Ghesquière goes to Louis Vuitton

Louis Vuitton has appointed Nicolas Ghesquière as its artistic director of women’s fashion as it seeks to inject fresh creativity into the French fashion house and counter softening sales.

Mr Ghesquière is to replace Marc Jacobs, who stood down from the post last month after 16 years at the creative helm at the luxury brand.

Until last year, Mr Ghesquière worked at Balenciaga, which is owned by Kering, a direct competitor of Louis Vuitton. Balenciaga is suing him for alleged breach of a confidentiality clause after his departure.

In a statement on Monday, Louis Vuitton, which forms the core of luxury conglomerate LVMH Moët Hennessy Louis Vuitton, described Mr Ghesquière as “one of today’s greatest talents” and said that his arrival would “bring a modern creative vision”.

It added that his first women’s collection would be presented in Paris next March.

Mr Ghesquière, who left his previous post at Balenciaga following serious disagreements, said that he was “honoured” to take up his new position. “Together we will build the future of the brand,” he said.

The 42-year-old French designer, the son of a Belgian golf course owner, comes to Louis Vuitton at a time of upheaval.

The departure of Mr Jacobs last month to concentrate on his own brand was the latest in a series of reshuffles that have seen the appointment of Michael Burke as LV’s chief executive and, in June this year, the appointment of Delphine Arnault as the brand’s second-in-command.

Ms Arnault is the daughter of Bernard Arnault, the French billionaire who controls LVMH.

Industry observers say the management shake-up is part of an ongoing effort by LVMH to refresh the brand’s strategy by taking Louis Vuitton further upmarket.

Recent shopping trends have indicated growing consumer disenchantment around logo-centric luxury fashion and accessories, weighing heavily on Louis Vuitton and its core product offerings.

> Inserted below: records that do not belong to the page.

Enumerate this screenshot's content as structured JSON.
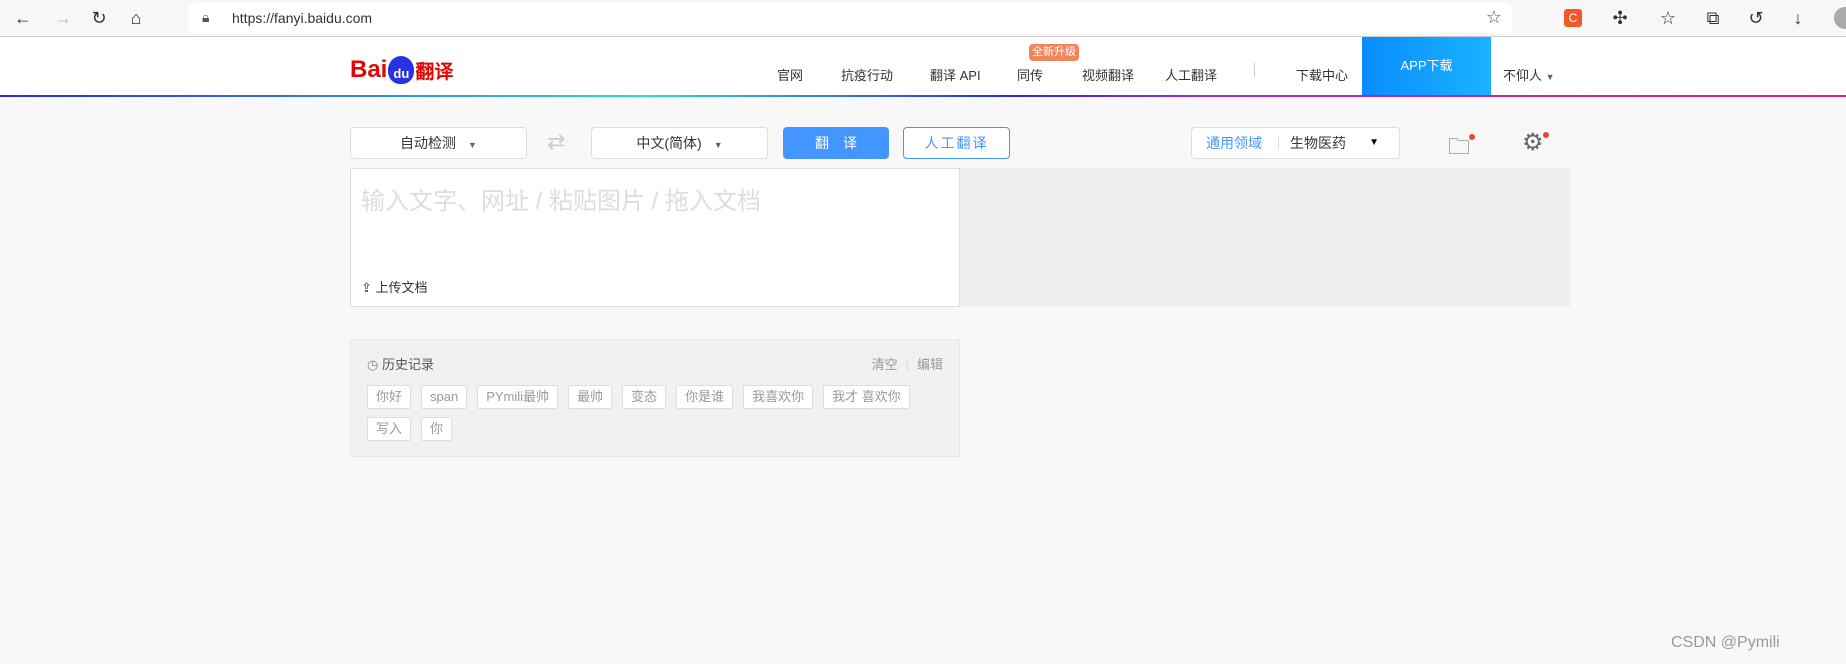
{
  "browser": {
    "url": "https://fanyi.baidu.com",
    "extension_label": "C"
  },
  "header": {
    "logo_bai": "Bai",
    "logo_du": "du",
    "logo_fanyi": "翻译",
    "nav": [
      "官网",
      "抗疫行动",
      "翻译 API",
      "同传",
      "视频翻译",
      "人工翻译",
      "下载中心"
    ],
    "badge": "全新升级",
    "app_download": "APP下载",
    "user": "不仰人"
  },
  "toolbar": {
    "source_lang": "自动检测",
    "target_lang": "中文(简体)",
    "translate": "翻译",
    "human_translate": "人工翻译",
    "domain_general": "通用领域",
    "domain_selected": "生物医药"
  },
  "input": {
    "placeholder": "输入文字、网址 / 粘贴图片 / 拖入文档",
    "upload": "上传文档"
  },
  "history": {
    "title": "历史记录",
    "clear": "清空",
    "edit": "编辑",
    "items": [
      "你好",
      "span",
      "PYmili最帅",
      "最帅",
      "变态",
      "你是谁",
      "我喜欢你",
      "我才 喜欢你",
      "写入",
      "你"
    ]
  },
  "watermark": "CSDN @Pymili",
  "colors": {
    "accent": "#4395ff",
    "brand_red": "#e10602",
    "brand_blue": "#2932e1",
    "badge": "#f0855a"
  }
}
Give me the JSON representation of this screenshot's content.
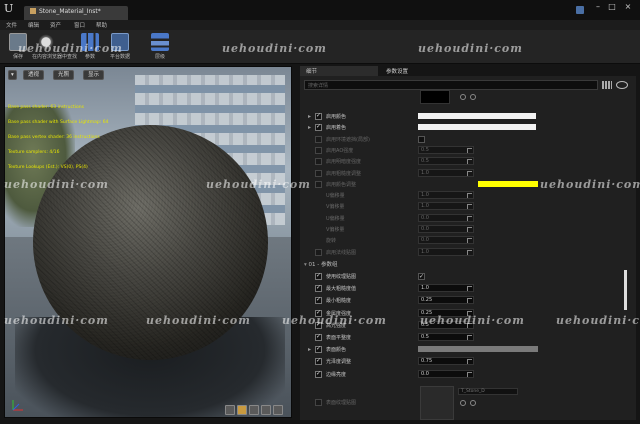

A crackdown in China as the government curtails officials’ hitherto generous personal spending on themselves and on gifts has also contributed to slowing sales growth.

Last month, LVMH, which also includes the Dior brands and Céline, said that revenue across its divisions was €7bn between July and the end of September. That was only slightly above the €6.9bn reported in the same period last year and below the €7.24bn that analysts were expecting.

Its fashion and leather division – for which Louis Vuitton makes up the majority of sales – reported a drop in revenue.

Analysts attributed the short-term sales decline to the brand’s introduction of new and pricier leather bags, including the Capucines model, which retails for around €3,500.

The group’s shares fell more than 6 per cent the day after it published those results, knocking about €4bn of its market capitalisation.